Jason hasn’t had a drink in over five years. He attends 12-Step meetings and offers some pretty good advice at times. He even gets asked to share his story at recovery group meetings. On the outside, Jason looks like he’s got himself together. He has this whole sobriety thing down.
Meanwhile, at home and at work Jason is a completely different man. Sure, he’s sober, but just ask his coworkers and his wife to describe him and you’ll hear them say things like the following:
- “He’s not a very nice guy. He’s controlling, short-fused and egotistical. He walks around like he’s God’s gift to earth and doesn’t give a lick about anyone but himself.”
- “All he does is talk about himself. He lies. He does whatever it takes to get ahead.”
- “I don’t trust him as far as I can throw him.”
- “He’s emotionally absent. He won’t help me with the kids and God forbid I ask him to take the trash out.”
Why do you think this is? Why can Jason be looked upon so favorably at his 12-Step meetings but so miserably by others outside of them?
The Cold, Hard Truth About Abstinence
The answer to the question lies in the difference between abstinence and recovery. Abstinence means to no longer do something. In Jason’s case, this would be drinking. He put down the booze five years ago and he attends meetings regularly. However, he has yet to really embrace a life of “recovery.”
Recovery is more than simply putting down the drink or drug—rather, it’s embarking on an inner path of personal and spiritual growth. While abstinence is the necessary foundation for starting this journey, true recovery is taking time and actions toward grooming your mental, emotional and spiritual aspect of being.
Think of a flower, for instance. You start with a seed but in order for it to grow, you’ve got to plant it and water it regularly. To use this as a metaphor, abstinence is the seed, planting it is the decision to get on the path to recovery and the act of watering symbolizes taking actual action toward growth. In the end, the result in your life will be as rewarding and beautiful as a blooming rose.
The Journey to Recovery
If we go back to Jason’s story, we see that he never embraced inner change. He simply stopped drinking. Some people call that a “dry drunk.” Why? Because he refused to do “inner work.” He never took action to really make himself a better person. Instead, he simply played the part while at meetings. Recovery is much more than not picking up a drink. It’s even more than just attending a meeting.
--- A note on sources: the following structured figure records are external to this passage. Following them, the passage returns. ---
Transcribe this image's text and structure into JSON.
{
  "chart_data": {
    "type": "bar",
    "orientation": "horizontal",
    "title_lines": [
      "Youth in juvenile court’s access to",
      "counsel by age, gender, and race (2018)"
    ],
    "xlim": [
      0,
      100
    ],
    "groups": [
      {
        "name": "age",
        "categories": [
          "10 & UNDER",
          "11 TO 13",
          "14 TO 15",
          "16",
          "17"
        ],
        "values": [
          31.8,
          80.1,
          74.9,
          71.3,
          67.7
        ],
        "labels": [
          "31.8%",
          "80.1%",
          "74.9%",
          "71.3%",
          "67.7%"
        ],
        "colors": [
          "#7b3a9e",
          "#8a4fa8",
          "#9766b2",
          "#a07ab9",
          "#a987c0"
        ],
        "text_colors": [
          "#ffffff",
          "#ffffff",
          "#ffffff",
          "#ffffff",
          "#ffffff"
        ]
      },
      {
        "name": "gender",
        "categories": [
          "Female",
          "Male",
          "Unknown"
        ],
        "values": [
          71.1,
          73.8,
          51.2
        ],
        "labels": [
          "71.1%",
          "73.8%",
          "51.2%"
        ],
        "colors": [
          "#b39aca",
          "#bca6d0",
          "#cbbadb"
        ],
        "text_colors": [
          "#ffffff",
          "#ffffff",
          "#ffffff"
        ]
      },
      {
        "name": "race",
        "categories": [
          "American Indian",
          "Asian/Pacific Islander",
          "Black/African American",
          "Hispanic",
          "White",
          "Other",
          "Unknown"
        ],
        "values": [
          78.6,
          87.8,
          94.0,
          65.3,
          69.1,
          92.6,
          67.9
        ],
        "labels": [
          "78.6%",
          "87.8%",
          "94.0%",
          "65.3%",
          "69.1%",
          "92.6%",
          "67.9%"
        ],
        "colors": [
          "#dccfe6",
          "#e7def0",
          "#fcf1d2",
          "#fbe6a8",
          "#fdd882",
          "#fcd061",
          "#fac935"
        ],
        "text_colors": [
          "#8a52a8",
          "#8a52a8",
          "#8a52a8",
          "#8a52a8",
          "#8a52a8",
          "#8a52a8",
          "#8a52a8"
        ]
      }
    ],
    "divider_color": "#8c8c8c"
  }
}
Recovery is applying techniques and tools to foster inner awareness and growth.
Here are just some of the ways you can do this:
- Contend with some of the root reasons why you have seething anger deep down inside.
- Commit to a season of counseling in order to dig deep for personal change.
- Get through life’s problems using healthy coping skills.
- “Recover” from anything in you that you’re not happy with (other addictions, depression, anxiety, rage, etc.)
- Humble yourself to reach out for help when you need it.
- Believe that you can become a better person and add value to humanity.
- Reach out to others who need help.
If you’re sober, take some time to really think about whether you’re “recovering” or not. Are you doing “the work” or simply abstaining from the drink? How would your coworkers, spouse, family members and friends describe you?
Recovery is a highly individualistic path and there are various avenues you can take to succeed. Some choose to attend 12-Step meetings, counseling sessions or seminars; others read books, take the spiritual route and so on. Why not see what works for you? And as you take steps towards your journey, remember that abstaining from drugs and alcohol is a wonderful thing, along with recovery.